Thought I might expand upon my post about the area around the feeder hole being so important - as perhaps some of the 'experimenters' on the forum might be interested in this one ?
A few years ago I had a crazy(?) idea to solve the problem of starvation, when a cluster dies even with stores available within a few inches - this being due to them being too cold to break cluster to move onto those fresh stores. My idea being to 'inject' a permanently available supply of sugar syrup directly into the cluster, so that they could draw upon it as needed, without having to move during extremely cold weather.
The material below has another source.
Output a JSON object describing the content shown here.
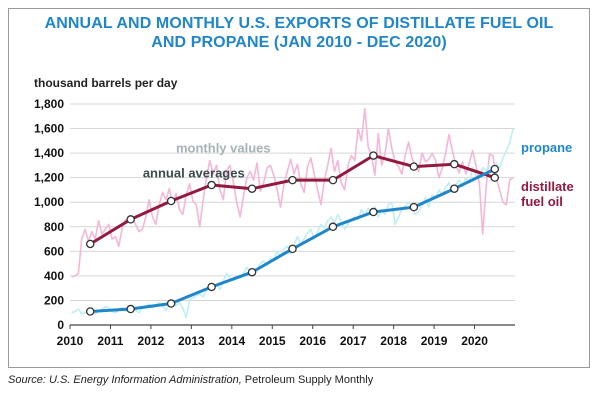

The device I dreamt-up was an inverted jar feeder fitted with a tube extending downwards several inches into to a centralised area between combs where the winter cluster was likely to form. Here's a photograph of the device I made (ignore the shrink-wrap for now):
But - when the jar was inverted, water (being used for trials) came pouring out of the tube without any hesitation. Hmmm. My 'knee-jerk reaction' to this was to assume that the hole was too big, and so shrink-wrapped a short length of capillary tube to the end of the wide-bore tube. But - even now - with a hole of some 0.5mm diameter, the water still kept jetting out. Then it would stop, bubbles could then be seen rising inside the jar, and again a fine jet of water was produced. This sequence continued until the jar was empty.
At this point, I stopped 'shooting from the hip', and sat down to figure out the principle involved. Having established that a 'suspended drop' was fundamental to the mechanism, I added a small washer to the end of the capillary tube in order to provide a flat surface around the hole, in order that the drop could become suspended there:
Mystery solved - this then worked like a charm. But - whether supplying syrup like this to a winter cluster is in reality a practicable idea ... well, I'll leave that to others to play with. British winters really aren't severe enough to give this idea a reasonable trial.
LJ